Comment voyez-vous les efforts qui sont faits depuis plusieurs années par le Luxembourg pour tenter de devenir une start-up nation?
Assaf Topaz. – «Le principal avantage du Luxembourg est sa proximité avec les marchés. Ce n’est pas le cas pour Israël, où un entrepreneur doit passer au minimum quatre heures dans un avion avant de rencontrer ses clients. Le Luxembourg a de grands pays autour de lui et offre un environnement de grande qualité pour investir. 
Il rassemble aussi beaucoup d’étrangers. Il offre donc un environnement très international, avec des professionnels qui possèdent des savoir-faire et des expertises différents et qui travaillent en harmonie. C’est une chose très importante pour le business. 
Même si ce mélange de cultures rallonge le temps de discussion, les décisions qui en résultent sont toujours plus performantes sur le long terme.
La capacité d’industrialiser rapidement des produits est également un grand atout du Luxembourg et de l’Europe, qu’on ne retrouve pas forcément en Israël. Mais le Luxembourg a aussi des lacunes. Par exemple, en ce qui concerne le financement. 
Il y a beaucoup de capitaux ici, mais pas adaptés pour les start-up. Et il faut avouer que la principale raison, de l’avis de nombreux investisseurs, c’est qu’il n’y a pas suffisamment d’opportunités intéressantes. 
La masse critique n’a pas été atteinte. Il faut continuer à développer l’écosystème en créant des secteurs d’attraction pour les talents et en attirant des entrepreneurs expérimentés qui ramèneront avec eux les investisseurs qui les soutiennent. 
Ces success-stories placeront le Luxembourg sur la carte.

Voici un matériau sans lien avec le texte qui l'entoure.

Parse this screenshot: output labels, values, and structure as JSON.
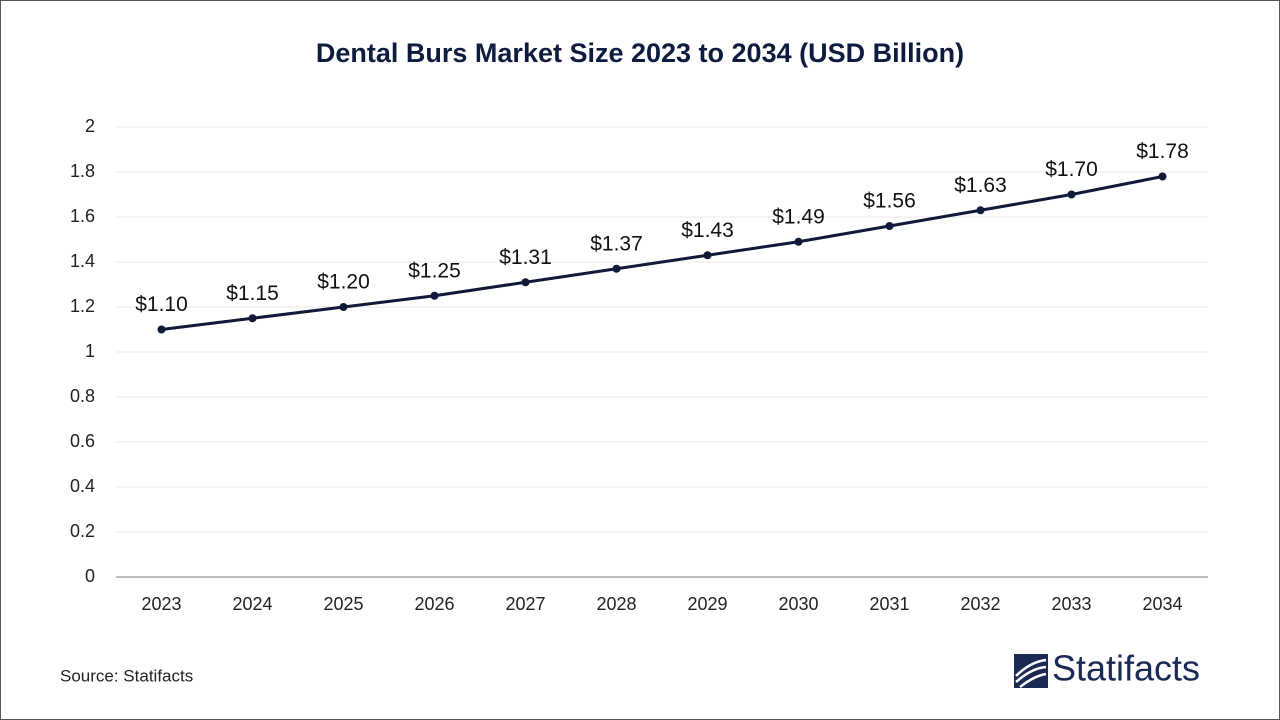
{
  "chart_data": {
    "type": "line",
    "title": "Dental Burs Market Size 2023 to 2034 (USD Billion)",
    "categories": [
      "2023",
      "2024",
      "2025",
      "2026",
      "2027",
      "2028",
      "2029",
      "2030",
      "2031",
      "2032",
      "2033",
      "2034"
    ],
    "values": [
      1.1,
      1.15,
      1.2,
      1.25,
      1.31,
      1.37,
      1.43,
      1.49,
      1.56,
      1.63,
      1.7,
      1.78
    ],
    "value_labels": [
      "$1.10",
      "$1.15",
      "$1.20",
      "$1.25",
      "$1.31",
      "$1.37",
      "$1.43",
      "$1.49",
      "$1.56",
      "$1.63",
      "$1.70",
      "$1.78"
    ],
    "color": "#0f1a3a",
    "ylim": [
      0,
      2
    ],
    "yticks": [
      0,
      0.2,
      0.4,
      0.6,
      0.8,
      1,
      1.2,
      1.4,
      1.6,
      1.8,
      2
    ],
    "grid": true,
    "source": "Source: Statifacts",
    "logo": "Statifacts"
  }
}
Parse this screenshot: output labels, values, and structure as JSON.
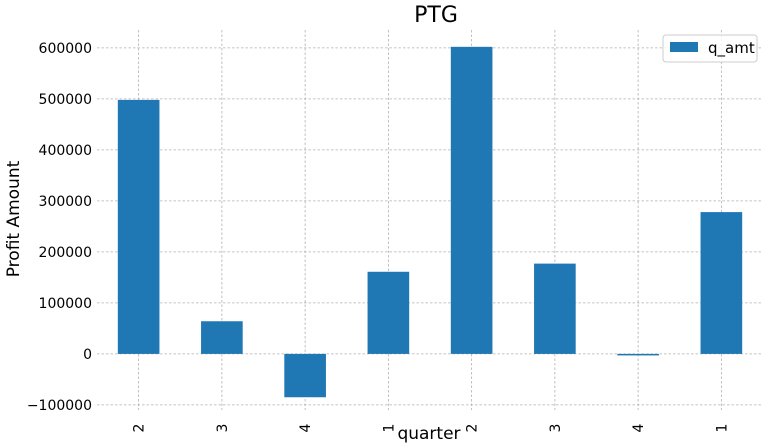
{
  "chart_data": {
    "type": "bar",
    "title": "PTG",
    "xlabel": "quarter",
    "ylabel": "Profit Amount",
    "categories": [
      "2",
      "3",
      "4",
      "1",
      "2",
      "3",
      "4",
      "1"
    ],
    "series": [
      {
        "name": "q_amt",
        "color": "#1f77b4",
        "values": [
          498000,
          64000,
          -85000,
          161000,
          602000,
          177000,
          -3000,
          278000
        ]
      }
    ],
    "ylim": [
      -110000,
      635000
    ],
    "yticks": [
      -100000,
      0,
      100000,
      200000,
      300000,
      400000,
      500000,
      600000
    ],
    "ytick_labels": [
      "−100000",
      "0",
      "100000",
      "200000",
      "300000",
      "400000",
      "500000",
      "600000"
    ],
    "grid": true,
    "legend": "top-right"
  }
}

Mais beaucoup d’efforts ont été faits durant ces dernières années?
«Beaucoup, c’est vrai. Des ressources ont été allouées par le gouvernement. Mais le problème, c’est que le monde n’attend pas le Luxembourg. D’autres écosystèmes font également d’énormes efforts pour attirer des start-up. Berlin a beaucoup changé ces dernières années, tout comme Paris ou Londres. Et il ne faut pas oublier Amster­dam... 
D’autres centres se développent très rapidement, et Luxembourg pourra être un hub pour start-up s’il propose quelque chose d’unique, qui corresponde à des attentes bien précises des entrepreneurs.

 Vernissage et exposition Beni Gassenbauer

Si on essaie simplement de faire grossir de façon organique la ‘start-up nation’, le pays ne sera jamais capable de concurrencer d’autres centres plus importants. 
Il faut donc que le gouvernement soit capable de penser et d’agir ‘out of the box’ pour trouver l’argument qui fera la différence.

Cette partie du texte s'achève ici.